During his tenure as oil minister, Ghasemi oversaw astronomical financial irregularities, embezzlement, kickbacks, bribery, and other financial crimes, including the purchase of 30 oil rigs without “procurement tender formalities.” He also authorized the purchase of another 25 oil rigs and oversaw the “disappearance” of several oil rigs, one of which (Fortuna) cost $87 million and was eventually discovered in the Gulf of Mexico.  
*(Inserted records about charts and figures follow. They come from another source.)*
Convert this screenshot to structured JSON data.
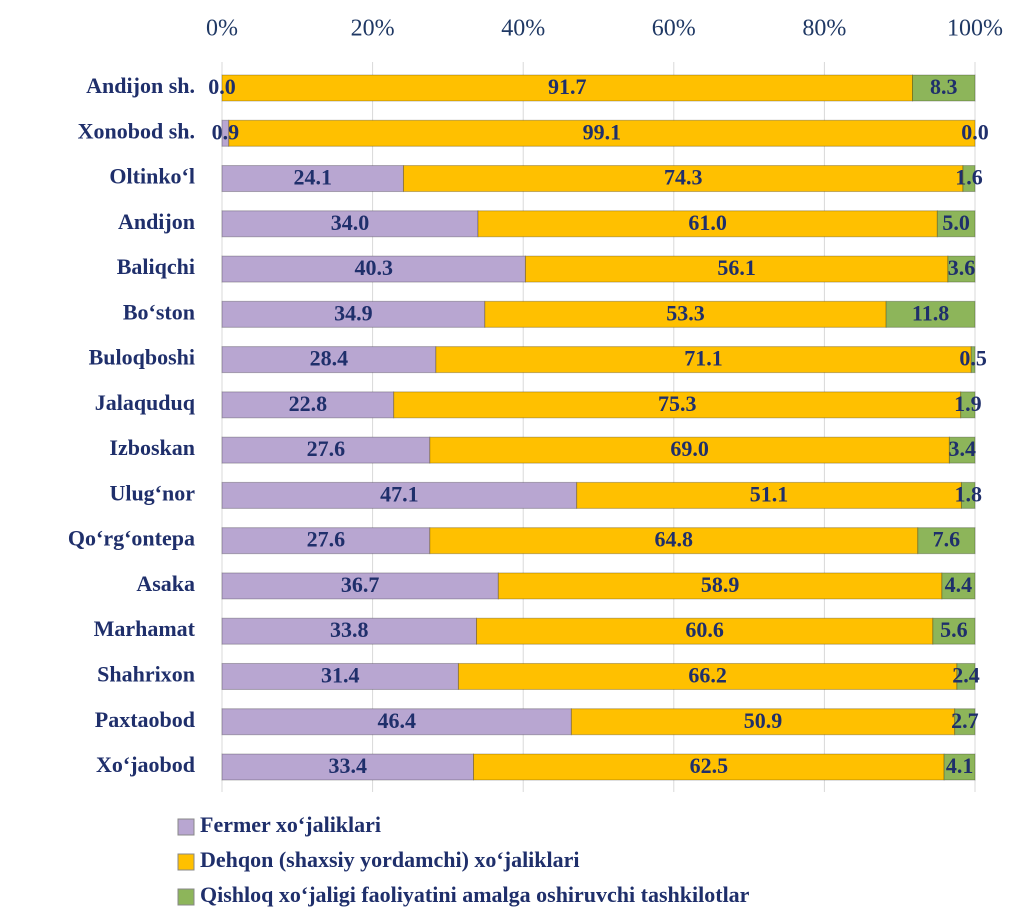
{
  "chart_data": {
    "type": "stacked-barh",
    "categories": [
      "Andijon sh.",
      "Xonobod sh.",
      "Oltinko‘l",
      "Andijon",
      "Baliqchi",
      "Bo‘ston",
      "Buloqboshi",
      "Jalaquduq",
      "Izboskan",
      "Ulug‘nor",
      "Qo‘rg‘ontepa",
      "Asaka",
      "Marhamat",
      "Shahrixon",
      "Paxtaobod",
      "Xo‘jaobod"
    ],
    "series": [
      {
        "name": "Fermer xo‘jaliklari",
        "color": "#b8a6d1",
        "values": [
          0.0,
          0.9,
          24.1,
          34.0,
          40.3,
          34.9,
          28.4,
          22.8,
          27.6,
          47.1,
          27.6,
          36.7,
          33.8,
          31.4,
          46.4,
          33.4
        ],
        "value_labels": [
          "0.0",
          "0.9",
          "24.1",
          "34.0",
          "40.3",
          "34.9",
          "28.4",
          "22.8",
          "27.6",
          "47.1",
          "27.6",
          "36.7",
          "33.8",
          "31.4",
          "46.4",
          "33.4"
        ]
      },
      {
        "name": "Dehqon (shaxsiy yordamchi) xo‘jaliklari",
        "color": "#ffc000",
        "values": [
          91.7,
          99.1,
          74.3,
          61.0,
          56.1,
          53.3,
          71.1,
          75.3,
          69.0,
          51.1,
          64.8,
          58.9,
          60.6,
          66.2,
          50.9,
          62.5
        ],
        "value_labels": [
          "91.7",
          "99.1",
          "74.3",
          "61.0",
          "56.1",
          "53.3",
          "71.1",
          "75.3",
          "69.0",
          "51.1",
          "64.8",
          "58.9",
          "60.6",
          "66.2",
          "50.9",
          "62.5"
        ]
      },
      {
        "name": "Qishloq xo‘jaligi faoliyatini amalga oshiruvchi tashkilotlar",
        "color": "#8db55a",
        "values": [
          8.3,
          0.0,
          1.6,
          5.0,
          3.6,
          11.8,
          0.5,
          1.9,
          3.4,
          1.8,
          7.6,
          4.4,
          5.6,
          2.4,
          2.7,
          4.1
        ],
        "value_labels": [
          "8.3",
          "0.0",
          "1.6",
          "5.0",
          "3.6",
          "11.8",
          "0.5",
          "1.9",
          "3.4",
          "1.8",
          "7.6",
          "4.4",
          "5.6",
          "2.4",
          "2.7",
          "4.1"
        ]
      }
    ],
    "xlim": [
      0,
      100
    ],
    "xticks": [
      {
        "value": 0,
        "label": "0%"
      },
      {
        "value": 20,
        "label": "20%"
      },
      {
        "value": 40,
        "label": "40%"
      },
      {
        "value": 60,
        "label": "60%"
      },
      {
        "value": 80,
        "label": "80%"
      },
      {
        "value": 100,
        "label": "100%"
      }
    ],
    "grid": true
  }
}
The Iranian Resistance revealed that “Khatam-ol-Anbiya is the largest contractor for government projects in an exclusive report. It has 5,000 subcontractors and about 135,000 employees. The cartel enjoys the complete support of the regime and has easy access to banking and financial resources and sustained contracts with no competitive bidding. It has created an operation whereby it totally dominates industrial and construction projects, as well as a portion of oil and gas deals, rendering the private sector unable to compete.” Ghasemi was the commander of this base and was deeply involved in corruption and monopolizing Iran’s economy. 

Conclusion 

A glance at Raisi and his government alone shuns any claim of combatting corruption. Iran’s current economic crisis is due to the regime’s institutionalized corruption. Even if Raisi and his ministers were personally not involved in corruption, they wouldn’t be able to combat corruption, as they are handpicked by the Supreme Leader of corruption, Ali Khamenei. 
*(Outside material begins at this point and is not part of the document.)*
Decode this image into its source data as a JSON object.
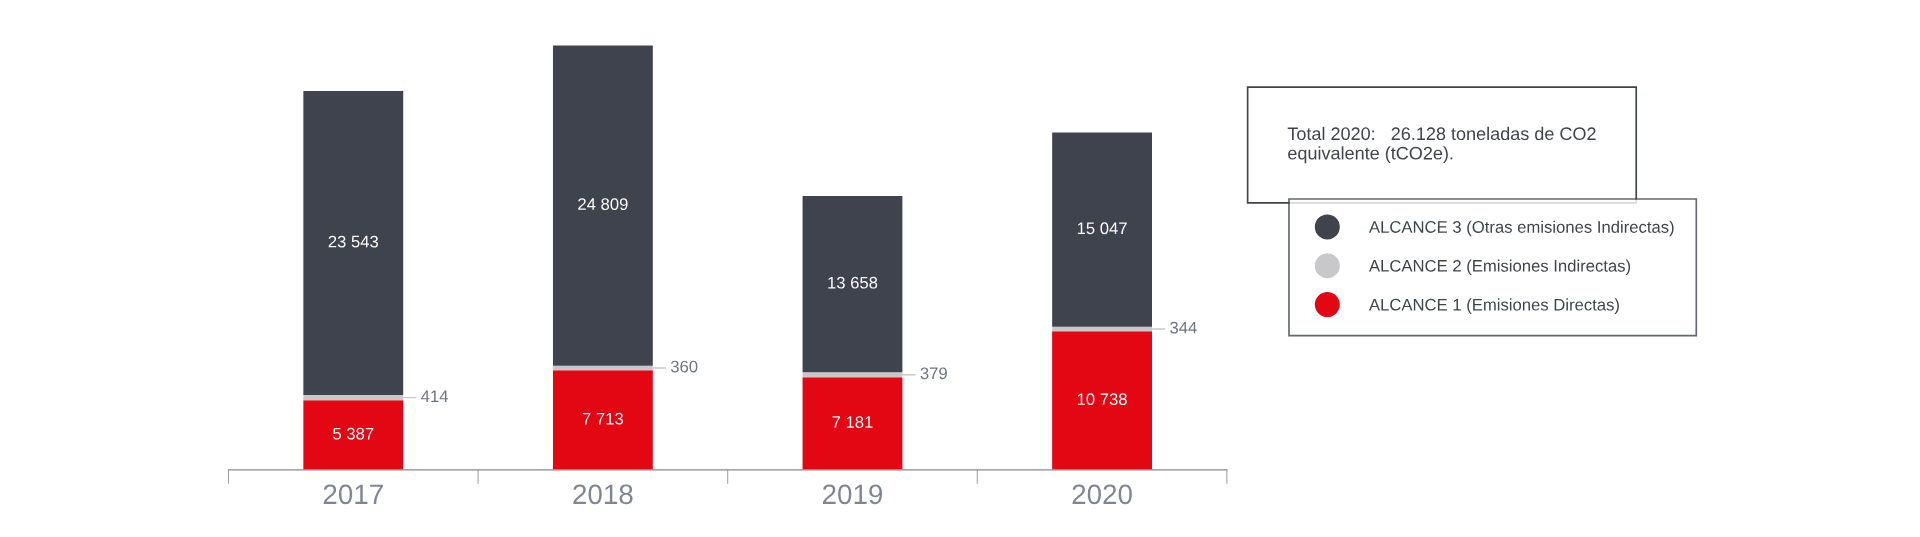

This is why since he was appointed president, Raisi has only given hollow promises of combating corruption without offering a real solution. He often uses “God willing” rhetoric when it comes to offering solutions for the economic crises. The regime has milked Iran and its people from their wealth. They do not accept these hollow promises, as they underline in their slogans during their daily protests that “enough with lies, our tables are empty.”